I'm using go-elasticsearch/v7 and with a normal scroll:
import es "github.com/elastic/go-elasticsearch/v7"
[...]
type Query struct {
Size int `json:"size"`
Slice *QuerySlice `json:"slice,omitempty"`
Aggs *Aggs `json:"aggs,omitempty"`
Query *QueryFilter `json:"query,omitempty"`
Sort []string `json:"sort,omitempty"`
}
type QuerySlice struct {
ID int `json:"id"`
Max int `json:"max"`
}
[...]
type QueryFilter struct {
Bool QFBool `json:"bool"`
}
type QFBool struct {
Filter Filter `json:"filter"`
}
type Filter []map[string]map[string]interface{}
func (q *Query) AsBody() (*bytes.Reader, error) {
queryBytes, err := json.Marshal(q)
if err != nil {
return nil, err
}
return bytes.NewReader(queryBytes), nil
}
[...]
type Result struct {
ScrollID string `json:"_scroll_id"`
Took int
TimedOut bool `json:"timed_out"`
HitSet HitSet `json:"hits"`
Aggregations Aggregations
}
type HitSet struct {
Total struct {
Value int
}
Hits []Hit
}
[...]
func main() {
query := &Query{
Size: MaxSize,
Sort: []string{"_doc"},
Query: &QueryFilter{Bool: QFBool{Filter: filter}},
}
qbody, err := query.AsBody()
resp, err := client.Search(
client.Search.WithIndex(index),
client.Search.WithBody(qbody),
client.Search.WithSize(maxSize),
client.Search.WithScroll(scrollTime),
)
result, err := parseResponse(resp)
}
I get result.HitSet.Total.Value of 432734 for an example query (that I can't use aggregations for). I'm then able to use client.Scroll
to get all the hits, but it takes over 1 minute, so I'd like to try slices and do each slice concurrently.
So I tried:
total := 0
for i := 0; i < maxSlices; i++ {
query := &Query{
Size: maxSize,
Sort: []string{"_doc"},
Slice: &QuerySlice{
ID: i,
Max: maxSlices,
},
Query: &QueryFilter{Bool: QFBool{Filter: filter}},
}
qbody, err := query.AsBody()
if err != nil {
return nil, err
}
resp, err := client.Search(
client.Search.WithIndex(index),
client.Search.WithBody(qbody),
client.Search.WithSize(maxSize),
client.Search.WithScroll(scrollTime),
)
if err != nil {
return nil, err
}
result, err := parseResponse(resp)
if err != nil {
return nil, err
}
fmt.Printf("slice total: %d; hits: %d\n", result.HitSet.Total.Value, len(result.HitSet.Hits))
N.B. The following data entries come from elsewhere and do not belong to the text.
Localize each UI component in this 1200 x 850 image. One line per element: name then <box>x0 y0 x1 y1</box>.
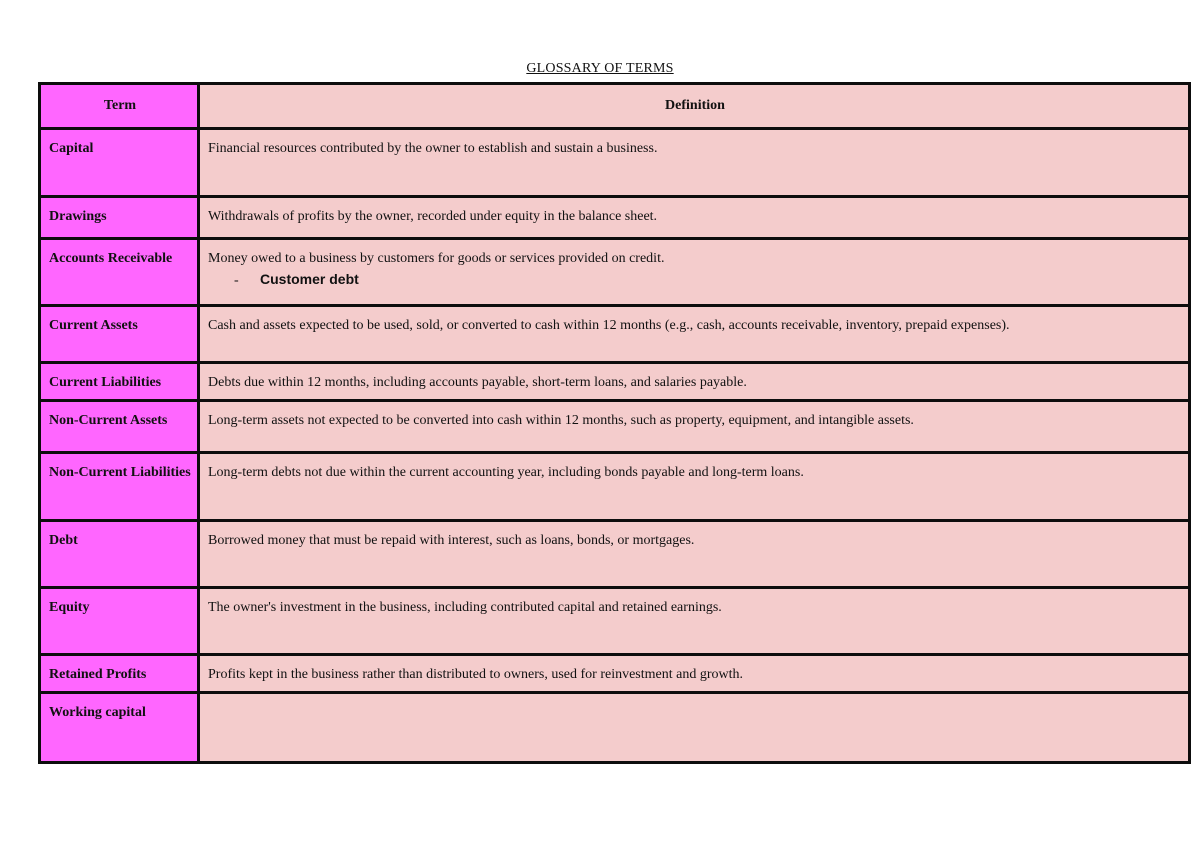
definition-cell <box>199 239 1190 306</box>
definition-text: Money owed to a business by customers for goods or services provided on credit. <box>208 251 665 266</box>
glossary-table <box>38 82 1191 764</box>
term-cell: Capital <box>40 129 199 197</box>
bullet-dash: - <box>234 273 239 288</box>
term-cell: Equity <box>40 588 199 655</box>
definition-cell <box>199 693 1190 763</box>
header-row <box>40 84 1190 129</box>
table-row <box>40 363 1190 401</box>
term-cell: Current Assets <box>40 306 199 363</box>
term-cell: Non-Current Liabilities <box>40 453 199 521</box>
term-cell: Current Liabilities <box>40 363 199 401</box>
table-row <box>40 401 1190 453</box>
table-row <box>40 655 1190 693</box>
term-cell: Working capital <box>40 693 199 763</box>
table-row <box>40 521 1190 588</box>
table-row <box>40 129 1190 197</box>
page-title: GLOSSARY OF TERMS <box>526 61 674 76</box>
term-cell: Retained Profits <box>40 655 199 693</box>
term-cell: Debt <box>40 521 199 588</box>
term-cell: Accounts Receivable <box>40 239 199 306</box>
definition-cell: The owner's investment in the business, including contributed capital and retained earnings. <box>199 588 1190 655</box>
definition-cell: Borrowed money that must be repaid with interest, such as loans, bonds, or mortgages. <box>199 521 1190 588</box>
table-row <box>40 693 1190 763</box>
table-row <box>40 197 1190 239</box>
table-row <box>40 453 1190 521</box>
bullet-text: Customer debt <box>260 271 359 287</box>
definition-cell: Withdrawals of profits by the owner, recorded under equity in the balance sheet. <box>199 197 1190 239</box>
definition-cell: Long-term debts not due within the current accounting year, including bonds payable and long-term loans. <box>199 453 1190 521</box>
bullet-item <box>208 269 1182 291</box>
term-cell: Non-Current Assets <box>40 401 199 453</box>
definition-cell: Debts due within 12 months, including accounts payable, short-term loans, and salaries payable. <box>199 363 1190 401</box>
term-header: Term <box>40 84 199 129</box>
table-row <box>40 306 1190 363</box>
definition-cell: Cash and assets expected to be used, sold, or converted to cash within 12 months (e.g., cash, accounts receivable, inventory, prepaid expenses). <box>199 306 1190 363</box>
table-row <box>40 588 1190 655</box>
definition-header: Definition <box>199 84 1190 129</box>
term-cell: Drawings <box>40 197 199 239</box>
definition-cell: Profits kept in the business rather than distributed to owners, used for reinvestment and growth. <box>199 655 1190 693</box>
definition-cell: Long-term assets not expected to be converted into cash within 12 months, such as property, equipment, and intangible assets. <box>199 401 1190 453</box>
table-row <box>40 239 1190 306</box>
definition-cell: Financial resources contributed by the owner to establish and sustain a business. <box>199 129 1190 197</box>
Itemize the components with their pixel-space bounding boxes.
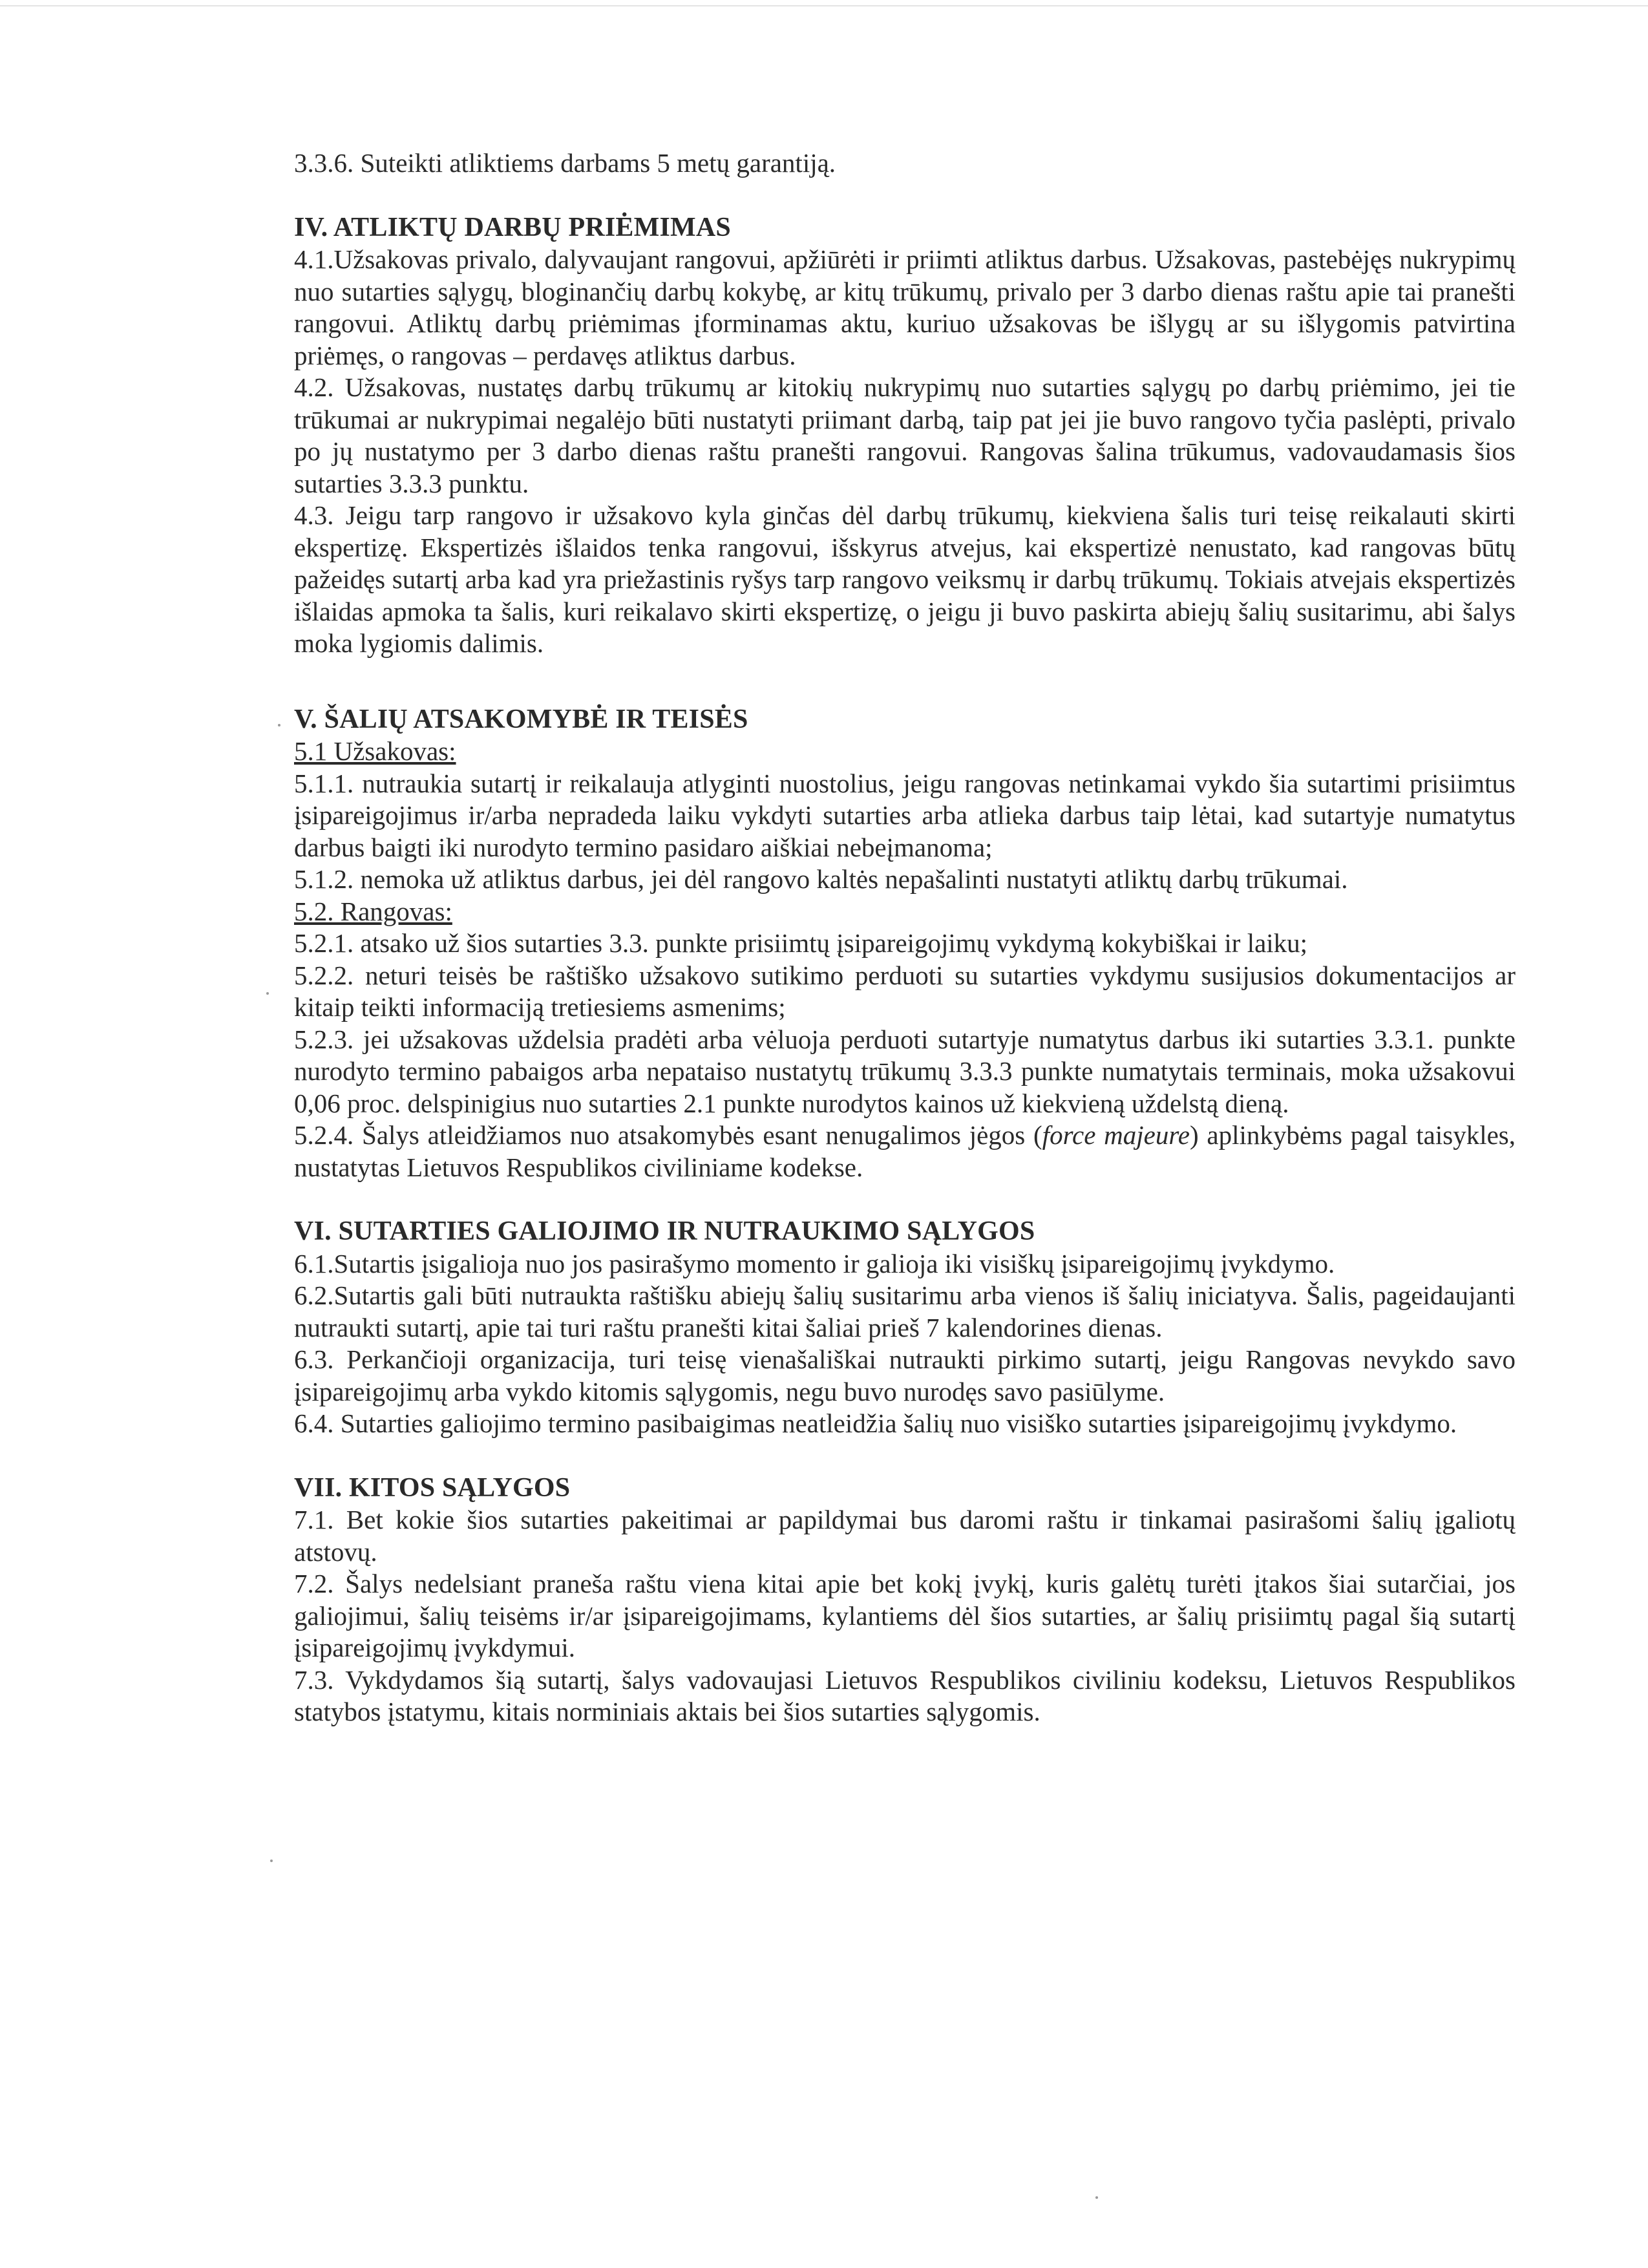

total += result.HitSet.Total.Value
}
fmt.Printf("overall total: %d\n", total)
When maxSlices = 2, I get expected output:
slice total: 194104; hits: 10000
slice total: 238630; hits: 10000
overall total: 432734
But with maxSlices of 3 I get:
slice total: 125374; hits: 10000
slice total: 80754; hits: 10000
slice total: 125374; hits: 10000
overall total: 331502
And for 6 I get:
slice total: 10117; hits: 10000
slice total: 11253; hits: 10000
slice total: 114486; hits: 10000
slice total: 0; hits: 0
slice total: 0; hits: 0
slice total: 0; hits: 0
overall total: 135856
And despite that my example query should always be returning the same results (and does so day after day with the normal scroll query), what I get back for different maxHits values varies over time. For example yesterday maxScroll of 3 actually worked correctly.
Have I misunderstood sliced scrolls? Am I using it wrong?
By default, in elasticsearch v7.x, any number that you get in hits.total.value
about 10,000 is just a lower bound. 11,253 means while elasticsearch was searching your data it encountered at least 11,253 but due to various optimization it could have skipped segments with thousands more hits that it didn't count. To avoid that behavior you need to set track_total_hits
flag to true
.
What aggregation issue did you run into?